FILE PHOTO: A man examines an AR-10 for sale at the Belle-Clair Fairgrounds & Expo Center Gun Show, after the state of Illinois passed its "assault weapons" ban into law, in Belleville, Illinois, U.S., January 14, 2023. REUTERS/Kate Munsch/File Photo

An Illinois firearms retailer and a national gun rights group on Wednesday asked the U.S. Supreme Court for a second time to block a Democratic-backed state ban on assault-style rifles and large capacity magazines enacted after a deadly mass shooting in Chicago’s Highland Park suburb in 2022.

The National Association for Gun Rights, Robert Bevis and his firearms store, Law Weapons & Supply, made the request after a lower court denied their bid for a preliminary injunction against the ban, as well as a similar ban enacted by another Chicago suburb, Naperville.

The plaintiffs also asked the Supreme Court for an injunction at an earlier stage of the case, but were rebuffed in May.
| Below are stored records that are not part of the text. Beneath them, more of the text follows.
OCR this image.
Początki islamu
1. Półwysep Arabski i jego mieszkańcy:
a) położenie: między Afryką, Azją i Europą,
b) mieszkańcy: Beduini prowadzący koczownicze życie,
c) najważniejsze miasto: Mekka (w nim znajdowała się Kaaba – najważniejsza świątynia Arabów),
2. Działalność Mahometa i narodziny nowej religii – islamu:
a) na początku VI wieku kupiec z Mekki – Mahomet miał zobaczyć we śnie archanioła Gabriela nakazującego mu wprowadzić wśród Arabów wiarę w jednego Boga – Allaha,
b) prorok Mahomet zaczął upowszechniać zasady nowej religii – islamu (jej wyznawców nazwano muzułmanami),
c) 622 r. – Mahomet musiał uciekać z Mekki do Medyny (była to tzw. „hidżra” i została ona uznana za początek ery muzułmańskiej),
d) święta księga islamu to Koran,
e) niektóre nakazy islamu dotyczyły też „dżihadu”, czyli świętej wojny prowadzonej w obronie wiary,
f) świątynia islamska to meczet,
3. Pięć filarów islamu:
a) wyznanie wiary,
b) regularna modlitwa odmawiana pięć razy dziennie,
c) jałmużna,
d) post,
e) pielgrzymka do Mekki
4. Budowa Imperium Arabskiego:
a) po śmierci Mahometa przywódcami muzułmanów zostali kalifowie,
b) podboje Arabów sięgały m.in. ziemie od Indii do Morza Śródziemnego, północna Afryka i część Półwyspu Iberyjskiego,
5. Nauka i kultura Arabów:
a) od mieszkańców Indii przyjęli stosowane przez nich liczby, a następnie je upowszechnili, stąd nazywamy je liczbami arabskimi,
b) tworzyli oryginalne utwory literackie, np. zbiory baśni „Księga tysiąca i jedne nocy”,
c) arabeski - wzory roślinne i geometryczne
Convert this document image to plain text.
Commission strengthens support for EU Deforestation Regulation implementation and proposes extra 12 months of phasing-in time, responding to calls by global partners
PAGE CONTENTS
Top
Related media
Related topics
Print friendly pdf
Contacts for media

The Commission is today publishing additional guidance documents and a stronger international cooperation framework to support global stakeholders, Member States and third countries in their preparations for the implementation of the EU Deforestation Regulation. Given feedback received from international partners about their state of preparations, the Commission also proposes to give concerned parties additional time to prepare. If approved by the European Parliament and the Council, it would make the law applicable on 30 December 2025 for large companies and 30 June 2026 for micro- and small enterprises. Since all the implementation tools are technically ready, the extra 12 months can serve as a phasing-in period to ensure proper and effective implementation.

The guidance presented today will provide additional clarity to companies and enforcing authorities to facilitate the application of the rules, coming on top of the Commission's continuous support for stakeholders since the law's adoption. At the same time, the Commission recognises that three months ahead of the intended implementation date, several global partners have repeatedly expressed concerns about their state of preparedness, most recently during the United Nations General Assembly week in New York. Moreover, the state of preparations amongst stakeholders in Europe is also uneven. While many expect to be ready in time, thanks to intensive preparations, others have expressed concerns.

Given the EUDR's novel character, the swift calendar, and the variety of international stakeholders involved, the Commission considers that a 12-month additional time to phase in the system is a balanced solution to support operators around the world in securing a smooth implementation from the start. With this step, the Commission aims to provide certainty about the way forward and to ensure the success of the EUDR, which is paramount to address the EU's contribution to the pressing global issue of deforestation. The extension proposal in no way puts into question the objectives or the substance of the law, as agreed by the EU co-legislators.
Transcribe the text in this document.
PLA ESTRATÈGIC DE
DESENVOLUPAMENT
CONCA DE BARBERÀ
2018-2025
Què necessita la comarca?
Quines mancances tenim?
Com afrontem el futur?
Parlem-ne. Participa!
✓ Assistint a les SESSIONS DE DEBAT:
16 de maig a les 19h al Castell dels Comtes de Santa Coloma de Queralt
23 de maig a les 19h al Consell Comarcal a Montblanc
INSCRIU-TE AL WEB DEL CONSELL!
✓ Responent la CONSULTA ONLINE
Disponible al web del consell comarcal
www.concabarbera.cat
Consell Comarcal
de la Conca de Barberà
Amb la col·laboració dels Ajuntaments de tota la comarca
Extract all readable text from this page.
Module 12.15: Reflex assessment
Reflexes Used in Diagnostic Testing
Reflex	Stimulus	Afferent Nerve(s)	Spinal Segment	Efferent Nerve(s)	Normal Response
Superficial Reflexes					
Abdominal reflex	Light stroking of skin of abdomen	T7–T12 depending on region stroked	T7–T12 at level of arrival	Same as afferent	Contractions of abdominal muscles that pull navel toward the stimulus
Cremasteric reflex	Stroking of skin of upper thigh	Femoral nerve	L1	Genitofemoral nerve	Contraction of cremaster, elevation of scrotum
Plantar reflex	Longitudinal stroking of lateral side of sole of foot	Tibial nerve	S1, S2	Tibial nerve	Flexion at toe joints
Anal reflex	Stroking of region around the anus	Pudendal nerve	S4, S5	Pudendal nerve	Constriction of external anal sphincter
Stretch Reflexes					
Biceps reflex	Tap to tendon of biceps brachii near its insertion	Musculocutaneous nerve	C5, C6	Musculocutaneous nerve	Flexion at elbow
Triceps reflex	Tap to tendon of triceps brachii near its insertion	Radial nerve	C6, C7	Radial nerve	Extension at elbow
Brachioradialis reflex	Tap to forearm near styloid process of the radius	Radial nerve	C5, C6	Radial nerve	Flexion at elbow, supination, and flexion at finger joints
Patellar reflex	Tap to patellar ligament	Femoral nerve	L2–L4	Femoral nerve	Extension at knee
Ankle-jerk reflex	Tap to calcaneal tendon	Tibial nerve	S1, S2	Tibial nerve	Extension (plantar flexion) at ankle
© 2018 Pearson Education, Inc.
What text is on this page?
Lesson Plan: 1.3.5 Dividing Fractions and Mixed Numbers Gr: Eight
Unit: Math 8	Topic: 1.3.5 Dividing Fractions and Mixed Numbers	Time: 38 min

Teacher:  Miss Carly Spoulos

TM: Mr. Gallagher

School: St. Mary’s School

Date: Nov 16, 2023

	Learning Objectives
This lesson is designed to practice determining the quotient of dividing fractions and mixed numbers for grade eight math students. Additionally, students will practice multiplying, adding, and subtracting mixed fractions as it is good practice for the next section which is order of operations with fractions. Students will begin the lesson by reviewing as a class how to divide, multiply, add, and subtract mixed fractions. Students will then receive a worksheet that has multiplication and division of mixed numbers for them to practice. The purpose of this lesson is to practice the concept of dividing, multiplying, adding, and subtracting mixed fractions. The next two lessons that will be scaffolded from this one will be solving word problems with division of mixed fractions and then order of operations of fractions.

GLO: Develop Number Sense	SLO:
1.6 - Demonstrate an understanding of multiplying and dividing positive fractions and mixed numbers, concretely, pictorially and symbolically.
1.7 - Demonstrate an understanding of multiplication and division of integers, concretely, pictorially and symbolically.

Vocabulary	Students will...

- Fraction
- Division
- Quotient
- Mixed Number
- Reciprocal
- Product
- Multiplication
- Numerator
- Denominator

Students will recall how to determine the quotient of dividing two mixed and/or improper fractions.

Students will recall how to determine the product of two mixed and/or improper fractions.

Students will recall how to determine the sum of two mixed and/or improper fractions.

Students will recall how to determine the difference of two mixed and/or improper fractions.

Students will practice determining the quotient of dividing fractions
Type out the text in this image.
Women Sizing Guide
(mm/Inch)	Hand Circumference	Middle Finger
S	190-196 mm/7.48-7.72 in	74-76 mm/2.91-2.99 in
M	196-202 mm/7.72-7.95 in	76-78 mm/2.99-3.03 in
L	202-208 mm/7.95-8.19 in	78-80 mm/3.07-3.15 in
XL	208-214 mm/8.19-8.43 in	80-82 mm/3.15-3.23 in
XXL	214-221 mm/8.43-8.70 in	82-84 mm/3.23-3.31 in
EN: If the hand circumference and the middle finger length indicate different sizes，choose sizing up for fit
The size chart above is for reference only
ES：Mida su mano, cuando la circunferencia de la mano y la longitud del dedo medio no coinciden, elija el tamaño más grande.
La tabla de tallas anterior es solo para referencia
Illinois passed the ban in response to a massacre at an Independence Day parade in Highland Park in 2022 that left seven people dead and dozens more wounded.

The Protect Illinois Communities Act, signed into law in January by Democratic Illinois Governor J.B. Pritzker, banned the sale and distribution of many kinds of high-powered semiautomatic “assault weapons,” including AK-47 and AR-15 rifles, as well as magazines that take more than 10 rounds for long guns and 15 rounds for handguns.

The National Association for Gun Rights, billed as a group that accepts “no compromise on the issue of gun control,” as well as Bevis and his store, challenged Naperville’s ordinance restricting the sale of certain assault rifles and the state’s broader ban as a violation of the U.S. Constitution’s Second Amendment, which protects the right to “keep and bear” arms.

The case is one of several contesting the state’s ban in federal and state courts.

The Chicago-based 7th U.S. Circuit Court of Appeals on Nov. 3 ruled against the challengers, finding that the bans were likely lawful in part because the Second Amendment applies to weapons meant for individual self-defense, not the military.

Assault weapons and high-capacity magazines, the 7th Circuit found, “are much more like machine guns and military-grade weaponry than they are like the many different types of firearms that are used for individual self-defense.”

The availability of assault-style rifles is one of numerous contentious debates in a nation bitterly divided over how to address firearms violence including frequent mass shootings.

The Supreme Court, which has a 6-3 conservative majority, has taken an expansive view of the Second Amendment, broadening gun rights in three landmark rulings since 2008.

In 2022, the court recognized a constitutional right to carry a handgun in public for self defense, striking down a New York state law. That ruling also required gun restrictions to be “consistent with the nation’s historical tradition of firearm regulation” in order to comply with the Second Amendment.